Now Tippett outlines six problems with which the evangelist to animistic peoples must come to terms. The first of these is that in the evangelization of animists we must expect a particular sort of encounter on the part of those who come to Christ. Citing the example of Joshua (24:15) and the Ephesian converts (Acts 19:18-19) Tippett asserts that “animists cannot drift into the Christian faith”. They need, he says, a visible demonstration that the old way is finished with, a rite of separation, to use Van Gennep’s phrase. It may involve the burning of fetishes or amulets or other such event.

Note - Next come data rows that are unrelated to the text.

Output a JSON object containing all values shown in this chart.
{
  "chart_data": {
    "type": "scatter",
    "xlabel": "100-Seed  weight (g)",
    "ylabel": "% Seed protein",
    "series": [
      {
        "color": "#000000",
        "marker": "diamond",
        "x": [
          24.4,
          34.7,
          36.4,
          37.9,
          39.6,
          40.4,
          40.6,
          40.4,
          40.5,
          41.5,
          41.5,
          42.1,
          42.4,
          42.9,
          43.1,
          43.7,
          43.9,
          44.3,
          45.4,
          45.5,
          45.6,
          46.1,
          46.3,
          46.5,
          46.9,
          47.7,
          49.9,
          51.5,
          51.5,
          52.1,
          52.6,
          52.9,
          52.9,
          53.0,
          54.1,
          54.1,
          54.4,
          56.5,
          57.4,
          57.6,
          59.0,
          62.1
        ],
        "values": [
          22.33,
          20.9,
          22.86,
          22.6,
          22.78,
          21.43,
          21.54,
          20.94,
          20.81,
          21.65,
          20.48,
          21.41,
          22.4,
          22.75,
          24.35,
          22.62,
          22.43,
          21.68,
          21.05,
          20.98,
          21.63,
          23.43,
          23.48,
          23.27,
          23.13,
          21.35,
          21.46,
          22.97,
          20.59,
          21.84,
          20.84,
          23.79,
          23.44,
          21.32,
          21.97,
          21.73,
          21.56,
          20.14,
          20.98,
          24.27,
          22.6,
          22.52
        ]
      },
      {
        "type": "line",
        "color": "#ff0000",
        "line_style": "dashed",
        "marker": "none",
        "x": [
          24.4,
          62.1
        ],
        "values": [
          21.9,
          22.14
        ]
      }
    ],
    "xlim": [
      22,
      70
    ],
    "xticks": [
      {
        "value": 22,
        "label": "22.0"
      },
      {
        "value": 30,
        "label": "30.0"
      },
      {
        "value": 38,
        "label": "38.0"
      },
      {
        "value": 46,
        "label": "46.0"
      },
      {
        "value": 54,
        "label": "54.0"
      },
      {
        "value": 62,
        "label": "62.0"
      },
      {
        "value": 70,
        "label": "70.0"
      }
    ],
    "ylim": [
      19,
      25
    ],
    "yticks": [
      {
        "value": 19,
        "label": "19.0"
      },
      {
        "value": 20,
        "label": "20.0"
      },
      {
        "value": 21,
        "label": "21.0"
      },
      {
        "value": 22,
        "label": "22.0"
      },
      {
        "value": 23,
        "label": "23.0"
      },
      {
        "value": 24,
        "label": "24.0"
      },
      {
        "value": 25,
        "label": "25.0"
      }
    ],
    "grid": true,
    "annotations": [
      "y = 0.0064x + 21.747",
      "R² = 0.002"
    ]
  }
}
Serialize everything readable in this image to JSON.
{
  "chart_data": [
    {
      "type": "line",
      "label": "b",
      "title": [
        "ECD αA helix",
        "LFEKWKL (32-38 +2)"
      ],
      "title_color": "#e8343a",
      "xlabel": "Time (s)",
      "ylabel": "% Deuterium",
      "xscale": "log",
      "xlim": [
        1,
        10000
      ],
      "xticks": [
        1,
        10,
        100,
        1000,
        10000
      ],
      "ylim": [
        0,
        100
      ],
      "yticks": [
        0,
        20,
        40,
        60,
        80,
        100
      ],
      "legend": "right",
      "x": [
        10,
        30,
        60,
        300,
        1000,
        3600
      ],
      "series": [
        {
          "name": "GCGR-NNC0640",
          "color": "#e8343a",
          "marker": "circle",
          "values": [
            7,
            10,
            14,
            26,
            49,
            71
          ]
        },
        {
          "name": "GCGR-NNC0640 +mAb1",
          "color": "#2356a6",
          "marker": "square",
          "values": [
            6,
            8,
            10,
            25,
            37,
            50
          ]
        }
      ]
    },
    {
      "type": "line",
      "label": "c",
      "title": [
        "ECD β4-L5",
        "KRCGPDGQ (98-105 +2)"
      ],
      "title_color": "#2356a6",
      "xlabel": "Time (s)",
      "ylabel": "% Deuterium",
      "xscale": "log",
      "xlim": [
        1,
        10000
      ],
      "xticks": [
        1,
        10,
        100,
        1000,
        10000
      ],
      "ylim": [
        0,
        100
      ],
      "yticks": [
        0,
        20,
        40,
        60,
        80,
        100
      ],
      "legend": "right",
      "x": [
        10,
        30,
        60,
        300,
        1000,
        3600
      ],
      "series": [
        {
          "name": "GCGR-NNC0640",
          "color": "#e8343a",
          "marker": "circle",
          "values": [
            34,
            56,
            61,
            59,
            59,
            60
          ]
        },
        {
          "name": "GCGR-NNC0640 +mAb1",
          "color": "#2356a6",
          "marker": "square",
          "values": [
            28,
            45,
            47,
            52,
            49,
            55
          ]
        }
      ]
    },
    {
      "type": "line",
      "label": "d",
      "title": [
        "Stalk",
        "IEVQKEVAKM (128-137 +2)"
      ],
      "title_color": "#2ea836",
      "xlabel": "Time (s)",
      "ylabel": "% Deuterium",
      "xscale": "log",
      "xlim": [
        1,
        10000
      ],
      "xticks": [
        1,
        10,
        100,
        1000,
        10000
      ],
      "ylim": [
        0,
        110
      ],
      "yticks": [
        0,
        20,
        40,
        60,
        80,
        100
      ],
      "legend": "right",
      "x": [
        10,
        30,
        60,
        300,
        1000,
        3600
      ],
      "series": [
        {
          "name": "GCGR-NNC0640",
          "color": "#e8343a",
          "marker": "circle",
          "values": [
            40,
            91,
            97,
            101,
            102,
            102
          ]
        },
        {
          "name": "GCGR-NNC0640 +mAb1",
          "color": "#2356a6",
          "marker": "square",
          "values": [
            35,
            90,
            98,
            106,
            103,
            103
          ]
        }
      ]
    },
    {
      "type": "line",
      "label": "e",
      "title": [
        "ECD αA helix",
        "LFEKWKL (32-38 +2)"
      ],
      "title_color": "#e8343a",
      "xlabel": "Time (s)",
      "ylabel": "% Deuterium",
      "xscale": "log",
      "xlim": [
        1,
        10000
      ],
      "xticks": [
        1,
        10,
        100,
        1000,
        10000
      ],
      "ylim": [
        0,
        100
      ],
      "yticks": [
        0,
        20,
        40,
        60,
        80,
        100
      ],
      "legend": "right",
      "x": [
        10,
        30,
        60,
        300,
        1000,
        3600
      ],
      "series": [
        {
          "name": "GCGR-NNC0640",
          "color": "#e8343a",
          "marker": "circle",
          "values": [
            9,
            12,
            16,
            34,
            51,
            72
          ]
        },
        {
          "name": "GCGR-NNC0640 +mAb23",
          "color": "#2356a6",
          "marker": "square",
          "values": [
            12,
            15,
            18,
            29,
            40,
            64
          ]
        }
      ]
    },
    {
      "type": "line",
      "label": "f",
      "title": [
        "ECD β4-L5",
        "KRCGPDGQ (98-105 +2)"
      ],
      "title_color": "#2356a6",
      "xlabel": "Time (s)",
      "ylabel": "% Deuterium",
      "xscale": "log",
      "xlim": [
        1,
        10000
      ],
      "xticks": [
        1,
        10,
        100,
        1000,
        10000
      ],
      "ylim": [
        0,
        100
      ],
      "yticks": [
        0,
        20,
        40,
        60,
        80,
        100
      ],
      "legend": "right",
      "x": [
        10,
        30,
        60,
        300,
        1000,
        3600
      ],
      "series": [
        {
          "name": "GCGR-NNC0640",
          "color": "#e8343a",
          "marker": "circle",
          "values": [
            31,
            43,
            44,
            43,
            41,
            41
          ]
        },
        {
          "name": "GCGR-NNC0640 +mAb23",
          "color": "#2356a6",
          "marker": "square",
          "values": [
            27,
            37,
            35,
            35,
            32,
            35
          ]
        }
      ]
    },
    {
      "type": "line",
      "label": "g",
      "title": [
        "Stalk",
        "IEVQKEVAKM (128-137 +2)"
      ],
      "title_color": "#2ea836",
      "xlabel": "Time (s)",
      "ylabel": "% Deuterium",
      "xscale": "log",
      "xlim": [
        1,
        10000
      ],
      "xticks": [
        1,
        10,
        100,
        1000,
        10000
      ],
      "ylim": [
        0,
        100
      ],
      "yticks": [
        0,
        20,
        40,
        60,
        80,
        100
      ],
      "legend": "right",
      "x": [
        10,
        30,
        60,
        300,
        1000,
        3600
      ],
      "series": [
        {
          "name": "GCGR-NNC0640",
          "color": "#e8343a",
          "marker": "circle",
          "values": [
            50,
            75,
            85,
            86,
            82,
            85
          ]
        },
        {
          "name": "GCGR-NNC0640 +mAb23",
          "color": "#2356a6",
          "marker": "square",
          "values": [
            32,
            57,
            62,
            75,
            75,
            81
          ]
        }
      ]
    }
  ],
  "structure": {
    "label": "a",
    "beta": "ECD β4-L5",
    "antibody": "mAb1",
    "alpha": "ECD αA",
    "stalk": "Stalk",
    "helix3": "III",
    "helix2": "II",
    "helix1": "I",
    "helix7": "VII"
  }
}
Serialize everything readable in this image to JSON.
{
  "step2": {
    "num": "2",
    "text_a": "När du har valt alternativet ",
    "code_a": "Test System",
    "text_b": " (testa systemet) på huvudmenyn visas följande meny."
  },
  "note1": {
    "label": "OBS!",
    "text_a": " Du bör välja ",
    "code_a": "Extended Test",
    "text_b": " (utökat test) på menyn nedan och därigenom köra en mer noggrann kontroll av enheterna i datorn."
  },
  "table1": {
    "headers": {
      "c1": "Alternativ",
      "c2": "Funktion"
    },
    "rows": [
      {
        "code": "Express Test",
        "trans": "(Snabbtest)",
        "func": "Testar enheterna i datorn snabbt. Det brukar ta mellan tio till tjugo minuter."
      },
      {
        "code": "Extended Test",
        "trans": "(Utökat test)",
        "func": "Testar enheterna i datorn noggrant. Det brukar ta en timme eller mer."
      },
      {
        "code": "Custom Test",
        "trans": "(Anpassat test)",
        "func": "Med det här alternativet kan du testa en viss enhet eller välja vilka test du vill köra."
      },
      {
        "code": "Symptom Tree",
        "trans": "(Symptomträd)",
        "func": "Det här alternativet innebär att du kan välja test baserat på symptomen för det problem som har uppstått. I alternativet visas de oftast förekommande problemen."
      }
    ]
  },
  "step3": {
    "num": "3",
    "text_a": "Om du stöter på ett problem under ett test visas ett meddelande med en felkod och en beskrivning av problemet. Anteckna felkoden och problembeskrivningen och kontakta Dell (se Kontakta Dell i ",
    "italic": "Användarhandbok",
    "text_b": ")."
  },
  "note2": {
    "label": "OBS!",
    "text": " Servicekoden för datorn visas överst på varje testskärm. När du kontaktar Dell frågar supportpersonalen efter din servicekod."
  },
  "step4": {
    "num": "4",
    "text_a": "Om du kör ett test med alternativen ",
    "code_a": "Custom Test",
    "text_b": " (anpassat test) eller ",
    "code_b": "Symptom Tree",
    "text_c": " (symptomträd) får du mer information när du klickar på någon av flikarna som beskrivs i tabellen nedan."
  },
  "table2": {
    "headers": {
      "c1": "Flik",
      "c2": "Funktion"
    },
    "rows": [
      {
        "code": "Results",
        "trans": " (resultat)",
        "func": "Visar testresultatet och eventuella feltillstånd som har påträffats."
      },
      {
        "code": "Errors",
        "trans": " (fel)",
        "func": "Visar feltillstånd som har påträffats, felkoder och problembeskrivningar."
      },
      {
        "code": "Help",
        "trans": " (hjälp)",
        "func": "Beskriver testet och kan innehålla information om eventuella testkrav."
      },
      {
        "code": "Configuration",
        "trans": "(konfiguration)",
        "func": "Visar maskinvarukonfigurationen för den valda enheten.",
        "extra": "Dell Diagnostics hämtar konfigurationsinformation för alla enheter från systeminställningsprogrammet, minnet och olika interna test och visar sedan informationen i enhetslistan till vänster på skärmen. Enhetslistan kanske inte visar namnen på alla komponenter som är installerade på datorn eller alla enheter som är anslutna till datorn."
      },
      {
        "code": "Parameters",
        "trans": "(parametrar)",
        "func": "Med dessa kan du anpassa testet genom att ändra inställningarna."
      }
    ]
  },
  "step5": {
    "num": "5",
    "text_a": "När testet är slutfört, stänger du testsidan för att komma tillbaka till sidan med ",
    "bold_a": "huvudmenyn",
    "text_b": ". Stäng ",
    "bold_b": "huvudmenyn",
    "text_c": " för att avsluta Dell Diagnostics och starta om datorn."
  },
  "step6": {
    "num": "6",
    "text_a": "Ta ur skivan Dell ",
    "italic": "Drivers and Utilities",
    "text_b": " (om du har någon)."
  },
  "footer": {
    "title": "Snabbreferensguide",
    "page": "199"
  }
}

Missionary stories often describe just such an encounter in the conversion of primal peoples. But I want to question the biblical basis for expecting or requiring such an event. To come back to Joshua’s story, the people of Israel had left Egypt several decades before. They had now come to occupy the vast majority of the Promised Land. But clearly all was not well with the people. The fact that they possessed ‘foreign gods’ to throw away suggests that there were some deep-seated issues of allegiance that had not been resolved. Perhaps they had carried these with them all the way from Egypt (as Josh 24:14 suggests). But this story is not that of the conversion of a tribe of primal people. This was the people of God, the people to whom the Lord had said, “You yourselves have seen what I did to Egypt, and how I carried you on eagles’ wings and brought you to myself” (Exod 19:4). Judging by the cycles of infidelity over the following generations, neither did this incident prove so much of a turning point for the people. So I do not find it a helpful analogy to Tippett’s description of the kind of encounter he expects among primal peoples.

The incident in Ephesus is equally difficult. The description is not detailed enough to conclude much about the order of events but we are told that “Many of those who believed now came and openly confessed their evil deeds” (Acts 19:18). The Greek perfect participle suggests that these were already believers. This was no conversion event. So the biblical basis for expecting an “ocular demonstration” (Tippett’s phrase) at the animist’s conversion is simply non-existent.

This being so, perhaps those who work with tribal groups and others exhibiting primal tendencies need to re-examine this concept and seek a more robustly biblical and theological rationale for their expectations when they see people turn to Christ.

I will address the other five issues in the next post.


[1] Alan R. Tippett, “The Evangelization of Animists” in Perspectives on the World Christian Movement, A Reader (edited by R. D. Winter & S. C. Hawthorne; 3d ed. Pasadena: William Carey Library, 1999), 629-40.
[2] Andrew F. Walls, “Primal Religious Traditions in Today’s World,” in The Missionary Movement in Christian History: Studies in the Transmission of the Faith. Maryknoll, NY: Orbis, 1996, 121.